Il carcere è, da sempre, un “campo d’esperienza decisivo” per apprezzare la capacità di un ordinamento giuridico di garantire una tutela effettiva di tutti quei diritti fondamentali che definiscono “lo spazio vitale che circonda la persona e senza il quale questa non può esistere e svilupparsi in armonia con i postulati della dignità umana”.
Privilegiando simile prospettiva, l’autore si propone di verificare il grado di conformità delle norme sull’ordinamento penitenziario ai precetti costituzionali e convenzionali che riconoscono e garantiscono i diritti alla salute, all’affettività e alla corrispondenza libera e segreta.

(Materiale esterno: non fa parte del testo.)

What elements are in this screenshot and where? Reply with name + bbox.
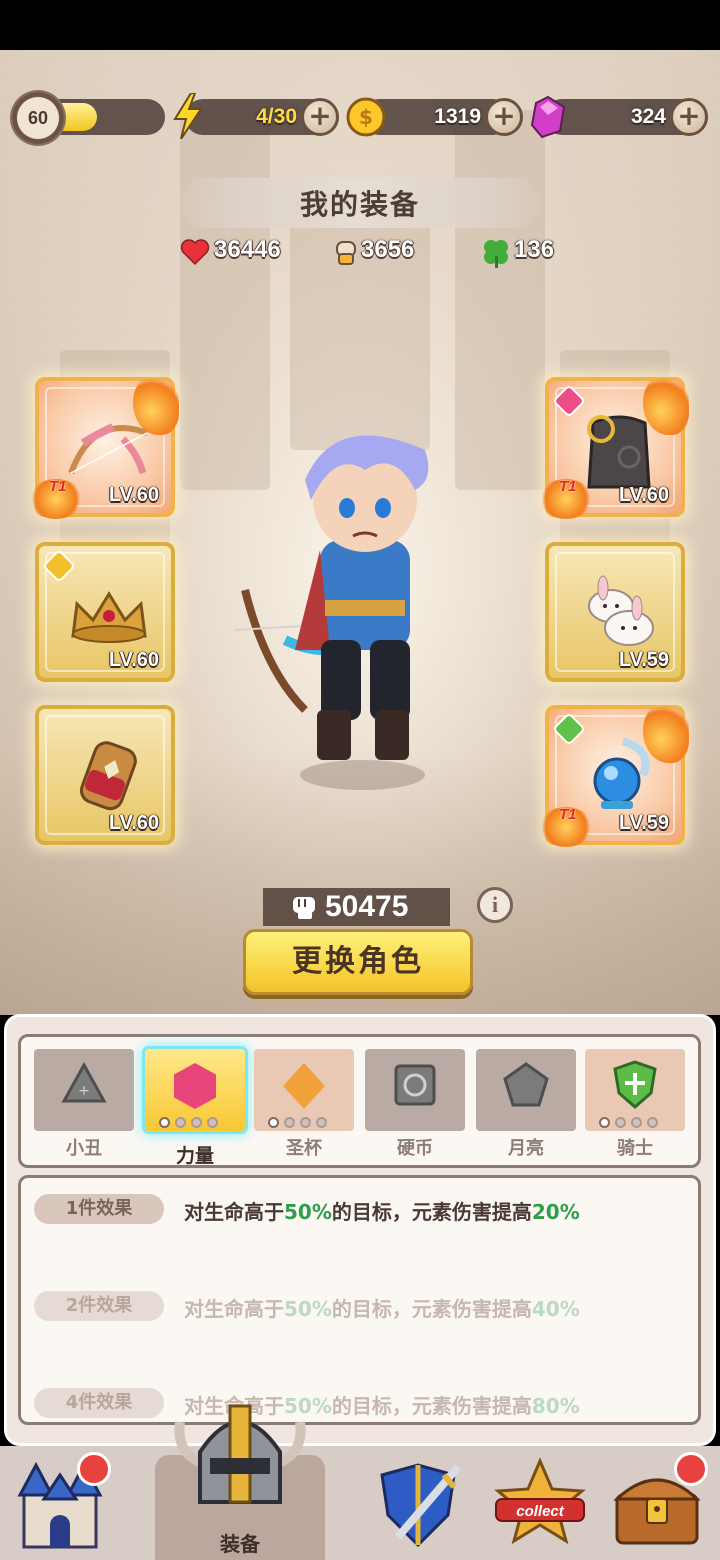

Si tratta di diritti fondamentali e universali dalla cui sfera di intangibilità scaturisce un ventaglio di situazioni giuridiche soggettive tra loro intimamente connesse. Se, infatti, la tutela della salute mira a garantire non semplicemente l’assenza di malattia, ma uno stato di completo benessere fisico, mentale e sociale, allora essa è imprescindibilmente legata alla tutela dei rapporti parentali e delle relazioni affettive, dal momento che l’interruzione dei contatti con i propri cari è quasi sempre causa del “crollo” psicofisico del detenuto. Dal canto suo, il diritto al mantenimento delle relazioni affettive presuppone il riconoscimento della libertà di corrispondere e di comunicare riservatamente. Soltanto modalità di contatto che assicurino la riservatezza della comunicazione, infatti, possono consentire ai detenuti di mantenere e di sviluppare i rapporti affettivi nel modo più normale.
Tutto il lavoro, quindi, è permeato dalla convinzione che la tutela della salute, della sfera degli affetti e della libertà di corrispondere e di comunicare riservatamente contribuisca a garantire la “dimensione basica” della dignità umana. In tali diritti elementari, infatti, si riflettono bisogni comuni a tutte le persone, il cui soddisfacimento è necessario al raggiungimento, anche in carcere, di “una vita minimamente degna”.